Editorial Reviews
From the Back Cover
“For human power, no set of people are as extraordinary as the caregivers who come, most of them unpaid, to help us manage our lives when life itself grows fragile and fearful. They are, collectively, an almost entirely invisible army of compassion”. These are the words of Mary Fisher, AIDS activist, mother, artist and photographer, former advance woman for President Gerald Ford, former wife who, in a loving marriage, contracted the virus that causes AIDS. To make visible this “invisible army of compassion”, Mary Fisher set out to photograph caregivers of people – children, women, men – with HIV and AIDS. She traveled from Connor’s Nursery in West Palm Beach, Florida to an unnamed nursery at the women’s prison on Riker’s Island; from an AIDS clinic in Birmingham, Alabama to Rosie’s Place, a home in Boston for women in need.
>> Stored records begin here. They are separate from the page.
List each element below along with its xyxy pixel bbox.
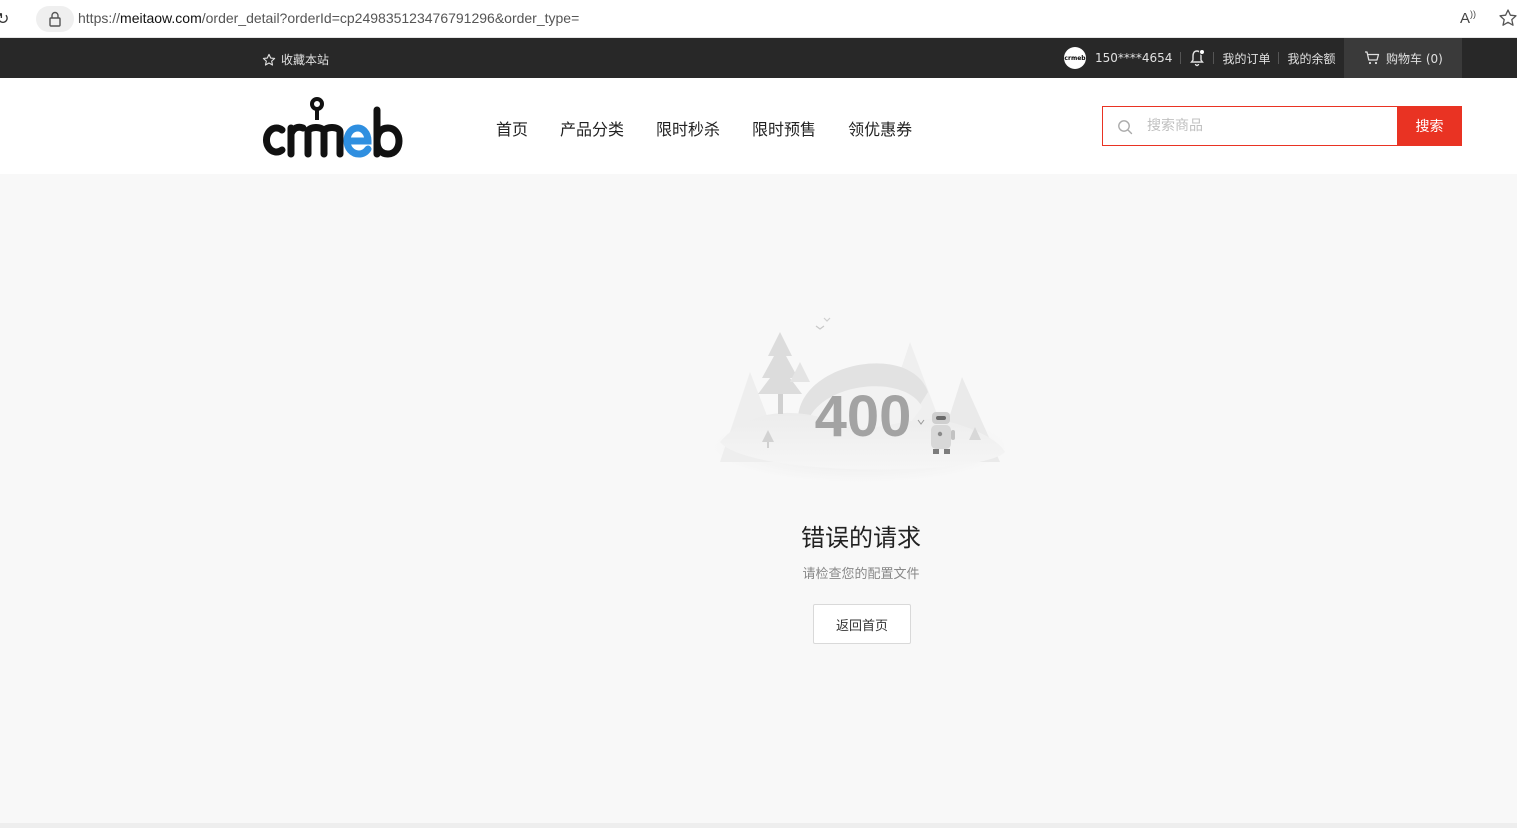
search-bar: 搜索 xyxy=(1102,106,1462,146)
user-phone[interactable]: 150****4654 xyxy=(1095,51,1172,65)
lock-icon xyxy=(49,11,61,27)
favorite-star-icon[interactable] xyxy=(1498,8,1517,28)
bookmark-site-label: 收藏本站 xyxy=(281,53,330,67)
error-illustration: 400 xyxy=(710,317,1010,483)
browser-address-bar: ↻ https://meitaow.com/order_detail?order… xyxy=(0,0,1517,38)
search-button[interactable]: 搜索 xyxy=(1397,106,1462,146)
site-header: crmeb 首页 产品分类 限时秒杀 限时预售 领优惠券 搜索 xyxy=(0,78,1517,174)
page-bottom-divider xyxy=(0,823,1517,828)
nav-home[interactable]: 首页 xyxy=(496,116,528,140)
user-area: crmeb 150****4654 我的订单 我的余额 xyxy=(1064,47,1335,69)
top-utility-bar: 收藏本站 crmeb 150****4654 我的订单 我的余额 购物车 (0) xyxy=(0,38,1517,78)
url-prefix: https:// xyxy=(78,10,121,26)
logo-text: crmeb xyxy=(262,96,266,97)
notification-bell-icon[interactable] xyxy=(1189,49,1206,67)
back-home-button[interactable]: 返回首页 xyxy=(813,604,911,644)
url-text[interactable]: https://meitaow.com/order_detail?orderId… xyxy=(78,10,579,26)
search-icon xyxy=(1118,120,1133,135)
crmeb-logo[interactable]: crmeb xyxy=(262,96,404,158)
search-input[interactable] xyxy=(1103,107,1397,145)
avatar-text: crmeb xyxy=(1064,54,1086,62)
error-subtitle: 请检查您的配置文件 xyxy=(802,567,920,582)
divider xyxy=(1278,52,1280,64)
error-code-text: 400 xyxy=(815,384,912,449)
cart-label: 购物车 (0) xyxy=(1386,51,1443,66)
reload-icon[interactable]: ↻ xyxy=(0,9,12,29)
read-aloud-icon[interactable]: A)) xyxy=(1460,9,1476,27)
search-input-wrap xyxy=(1103,107,1397,145)
cart-icon xyxy=(1365,51,1380,65)
my-balance-link[interactable]: 我的余额 xyxy=(1287,50,1335,67)
avatar[interactable]: crmeb xyxy=(1064,47,1086,69)
divider xyxy=(1180,52,1182,64)
nav-presale[interactable]: 限时预售 xyxy=(752,116,816,140)
nav-flash-sale[interactable]: 限时秒杀 xyxy=(656,116,720,140)
nav-coupons[interactable]: 领优惠券 xyxy=(848,116,912,140)
site-info-button[interactable] xyxy=(36,6,74,32)
read-aloud-label: A xyxy=(1460,10,1471,27)
url-domain: meitaow.com xyxy=(120,10,202,26)
cart-button[interactable]: 购物车 (0) xyxy=(1344,38,1462,78)
divider xyxy=(1213,52,1215,64)
main-nav: 首页 产品分类 限时秒杀 限时预售 领优惠券 xyxy=(496,116,912,140)
nav-categories[interactable]: 产品分类 xyxy=(560,116,624,140)
bookmark-site-link[interactable]: 收藏本站 xyxy=(262,51,329,68)
my-orders-link[interactable]: 我的订单 xyxy=(1222,50,1270,67)
url-path: /order_detail?orderId=cp2498351234767912… xyxy=(201,10,580,26)
error-title: 错误的请求 xyxy=(801,524,921,552)
star-icon xyxy=(262,53,276,66)
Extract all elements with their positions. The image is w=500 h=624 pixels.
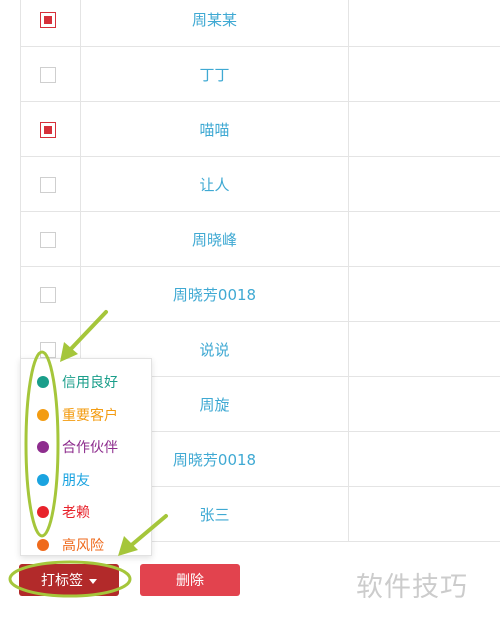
table-row: 周晓峰 (21, 212, 500, 267)
row-checkbox[interactable] (40, 122, 56, 138)
checkbox-cell (21, 157, 81, 211)
row-checkbox[interactable] (40, 12, 56, 28)
checkbox-cell (21, 47, 81, 101)
tag-color-dot-icon (37, 408, 49, 421)
tag-menu-item[interactable]: 高风险 (21, 530, 151, 560)
contact-name-link[interactable]: 周晓峰 (81, 212, 349, 266)
tag-button-label: 打标签 (41, 573, 83, 589)
table-row: 周晓芳0018 (21, 267, 500, 322)
tag-color-dot-icon (37, 441, 49, 453)
contact-name-link[interactable]: 丁丁 (81, 47, 349, 101)
contact-name-link[interactable]: 周某某 (81, 0, 349, 46)
contact-name-link[interactable]: 让人 (81, 157, 349, 211)
checkbox-cell (21, 0, 81, 46)
row-checkbox[interactable] (40, 287, 56, 303)
checkbox-cell (21, 212, 81, 266)
tag-menu-item[interactable]: 信用良好 (21, 367, 151, 397)
checkbox-cell (21, 267, 81, 321)
checkbox-cell (21, 102, 81, 156)
tag-color-dot-icon (37, 538, 49, 551)
delete-button[interactable]: 删除 (140, 564, 240, 596)
tag-menu-item[interactable]: 朋友 (21, 465, 151, 495)
caret-down-icon (89, 578, 97, 584)
row-checkbox[interactable] (40, 67, 56, 83)
tag-menu-label: 合作伙伴 (62, 440, 118, 456)
row-checkbox[interactable] (40, 177, 56, 193)
table-row: 喵喵 (21, 102, 500, 157)
row-checkbox[interactable] (40, 232, 56, 248)
tag-button[interactable]: 打标签 (19, 564, 119, 596)
contact-name-link[interactable]: 周晓芳0018 (81, 267, 349, 321)
tag-menu-item[interactable]: 合作伙伴 (21, 432, 151, 462)
tag-menu-label: 朋友 (62, 472, 90, 489)
tag-menu-label: 高风险 (62, 537, 104, 554)
watermark: 软件技巧 (356, 572, 468, 603)
table-row: 丁丁 (21, 47, 500, 102)
tag-menu-label: 重要客户 (62, 407, 118, 424)
tag-dropdown-menu: 信用良好重要客户合作伙伴朋友老赖高风险 (20, 358, 152, 556)
delete-button-label: 删除 (176, 573, 204, 589)
table-row: 让人 (21, 157, 500, 212)
table-row: 周某某 (21, 0, 500, 47)
row-checkbox[interactable] (40, 342, 56, 358)
tag-menu-item[interactable]: 重要客户 (21, 400, 151, 430)
tag-menu-item[interactable]: 老赖 (21, 497, 151, 527)
tag-color-dot-icon (37, 376, 49, 388)
tag-color-dot-icon (37, 473, 49, 486)
tag-menu-label: 信用良好 (62, 375, 118, 391)
contact-name-link[interactable]: 喵喵 (81, 102, 349, 156)
tag-color-dot-icon (37, 506, 49, 518)
tag-menu-label: 老赖 (62, 505, 90, 521)
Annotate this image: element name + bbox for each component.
To get their stories in photographs, Fisher had to move in close: into the subdued hospital rooms of the very sick, into the laughter of friends, both healthy and infected, who worked together in food banks preparing meals for housebound patients with AIDS. Moving in close was often difficult: “My cameras made me feel as if I were an intruder..”. Determined, Fisher went on the road for four years to photograph and write the story behind the courage, dedication, devotion, and love of caregivers, the angels in our midst.